Nous avons encore été déplacés plus au sud. Les militaires génocidaires nous ont forcés à nous rendre à la périphérie de Khan Younis, la décrivant à nouveau comme une zone humanitaire sûre.

Nous n’avions pas d’autre choix que de suivre les instructions de l’armée, en espérant que cela nous sauverait de la mort, tout en sachant très bien que non, il n’y plus d’endroit sûr.

Nous sommes passés d’une maison à une tente. Nos nouvelles conditions de vie n’offrent pas la moindre protection, que ce soit contre le froid et la pluie, ou contre les roquettes et les obus.

Les habitants de Gaza sont devenus des habitants sous la tente, sans intimité ni sécurité.

Les interrogations autour du ramadan

Le mois du ramadan a suscité de nombreuses questions.

Le ramadan sous la tente ?

Le ramadan en temps de guerre ?

Où trouverons-nous de quoi manger ?

Comment rompre le jeûne pour le compenser ?

Toutes ces questions se bousculent dans l’esprit des gens affamés, malades, déplacés et sans abri.

Je n’entends aucun rire nulle part, je n’entends que des pleurs à la mémoire des morts et de la ville de Gaza.

Je vois des enfants qui pleurent de douleur parce qu’ils ont faim, et des femmes qui attendent de recevoir des médicaments et des traitements pour leurs enfants atteints de maladies de peau, d’infections gastro-intestinales et d’hépatite. J’ai vu un enfant souffrir et sa famille incapable de faire quoi que ce soit faute de médicaments ou de personnel médical pour le soigner.

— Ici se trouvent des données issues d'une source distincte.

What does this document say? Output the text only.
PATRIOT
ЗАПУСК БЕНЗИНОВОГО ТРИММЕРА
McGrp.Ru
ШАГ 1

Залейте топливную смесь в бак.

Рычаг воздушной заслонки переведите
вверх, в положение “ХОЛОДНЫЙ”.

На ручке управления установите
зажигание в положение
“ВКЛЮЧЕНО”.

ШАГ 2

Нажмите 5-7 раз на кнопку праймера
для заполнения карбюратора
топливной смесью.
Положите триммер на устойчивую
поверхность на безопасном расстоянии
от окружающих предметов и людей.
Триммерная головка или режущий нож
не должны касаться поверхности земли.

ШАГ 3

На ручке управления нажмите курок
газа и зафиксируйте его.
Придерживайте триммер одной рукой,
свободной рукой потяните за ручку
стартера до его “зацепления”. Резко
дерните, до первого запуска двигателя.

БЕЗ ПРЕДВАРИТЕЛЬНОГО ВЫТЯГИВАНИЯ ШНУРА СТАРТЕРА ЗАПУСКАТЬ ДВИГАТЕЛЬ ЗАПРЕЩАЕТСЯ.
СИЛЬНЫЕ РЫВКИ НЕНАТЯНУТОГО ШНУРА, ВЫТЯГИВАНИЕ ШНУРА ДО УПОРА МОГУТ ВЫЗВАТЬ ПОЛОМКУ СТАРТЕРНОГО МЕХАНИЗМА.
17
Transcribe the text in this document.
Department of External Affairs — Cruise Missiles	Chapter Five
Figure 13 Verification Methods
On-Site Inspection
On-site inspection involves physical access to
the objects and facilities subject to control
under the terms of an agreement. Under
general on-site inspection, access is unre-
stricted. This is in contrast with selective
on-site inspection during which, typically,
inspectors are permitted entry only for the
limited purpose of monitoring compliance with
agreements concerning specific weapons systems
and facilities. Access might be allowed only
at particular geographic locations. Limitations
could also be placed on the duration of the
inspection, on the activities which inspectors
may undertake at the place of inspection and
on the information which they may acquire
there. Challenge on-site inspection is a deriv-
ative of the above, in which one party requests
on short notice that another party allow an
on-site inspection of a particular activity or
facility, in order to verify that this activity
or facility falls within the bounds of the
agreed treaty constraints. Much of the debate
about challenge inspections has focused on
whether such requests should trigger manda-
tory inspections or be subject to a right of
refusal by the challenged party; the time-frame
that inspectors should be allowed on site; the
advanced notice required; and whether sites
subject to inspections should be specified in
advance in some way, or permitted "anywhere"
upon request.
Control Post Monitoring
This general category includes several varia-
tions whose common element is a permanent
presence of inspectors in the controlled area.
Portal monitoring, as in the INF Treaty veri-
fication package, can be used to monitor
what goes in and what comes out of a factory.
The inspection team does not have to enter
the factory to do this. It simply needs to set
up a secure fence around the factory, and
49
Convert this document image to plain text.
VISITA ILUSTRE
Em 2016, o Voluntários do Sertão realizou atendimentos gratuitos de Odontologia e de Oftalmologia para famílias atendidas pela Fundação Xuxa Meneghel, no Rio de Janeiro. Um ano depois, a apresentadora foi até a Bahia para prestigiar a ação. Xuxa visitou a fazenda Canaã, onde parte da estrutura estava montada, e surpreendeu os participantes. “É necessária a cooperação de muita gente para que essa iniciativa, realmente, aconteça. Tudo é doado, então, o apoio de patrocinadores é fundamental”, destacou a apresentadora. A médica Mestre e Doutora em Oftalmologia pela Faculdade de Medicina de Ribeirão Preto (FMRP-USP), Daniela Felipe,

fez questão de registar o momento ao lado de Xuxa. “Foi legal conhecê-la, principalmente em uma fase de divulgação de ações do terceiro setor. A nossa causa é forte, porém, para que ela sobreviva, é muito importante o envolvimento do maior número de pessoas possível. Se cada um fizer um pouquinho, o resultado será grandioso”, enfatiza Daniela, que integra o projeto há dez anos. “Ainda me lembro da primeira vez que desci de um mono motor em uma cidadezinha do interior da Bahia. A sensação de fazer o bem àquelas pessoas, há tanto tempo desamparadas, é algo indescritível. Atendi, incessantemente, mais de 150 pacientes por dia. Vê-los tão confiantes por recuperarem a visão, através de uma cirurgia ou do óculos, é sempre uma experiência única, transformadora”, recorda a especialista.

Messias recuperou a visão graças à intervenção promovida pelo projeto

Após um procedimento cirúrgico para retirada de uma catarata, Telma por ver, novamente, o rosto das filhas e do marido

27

À Gaza, si vous tombez malade, soit vous attendez la miséricorde de Dieu, soit vous attendez la mort. Il n’y a que peu ou pas de traitement.

Si tous les Palestiniens de Gaza racontaient les pertes et les souffrances qu’ils ont subies, la mer s’assécherait avant que ces histoires ne se terminent. Nous avons perdu nos villes et nos villages, leurs souvenirs, leurs rues, leurs écoles, leurs mosquées et leurs églises.

L’histoire et le présent de Gaza sont en train d’être anéantis.

Au cœur de chaque défi germe la graine de l’espoir, et chaque tragédie fait rejaillir la force de la résilience et du courage. Malgré toutes les blessures, l’histoire de Gaza est empreinte de tendresse, de volonté et d’espoir.

Gaza a été confrontée aux conditions les plus atroces, mais elle n’a jamais abdiqué et n’a jamais cessé de rêver d’un avenir meilleur. En chacun de ses habitants réside le courage de lutter et le désir de construire un avenir qui redonne à Gaza sa beauté et sa paix.

La résilience et la volonté de vivre dans la dignité brûlent en nous. Avec chaque jour qui passe, l’espoir demeure et la volonté d’aller de l’avant se renforce en dépit de toutes les épreuves.

Mohammed Abu Shamala, 5 April 2024

Mohammed Abu Shamala a grandi dans le camp de réfugiés de Khan Younis, à Gaza. Sa famille est originaire de Beit Daras, où les villageois ont été déplacés de force par les milices sionistes en 1948.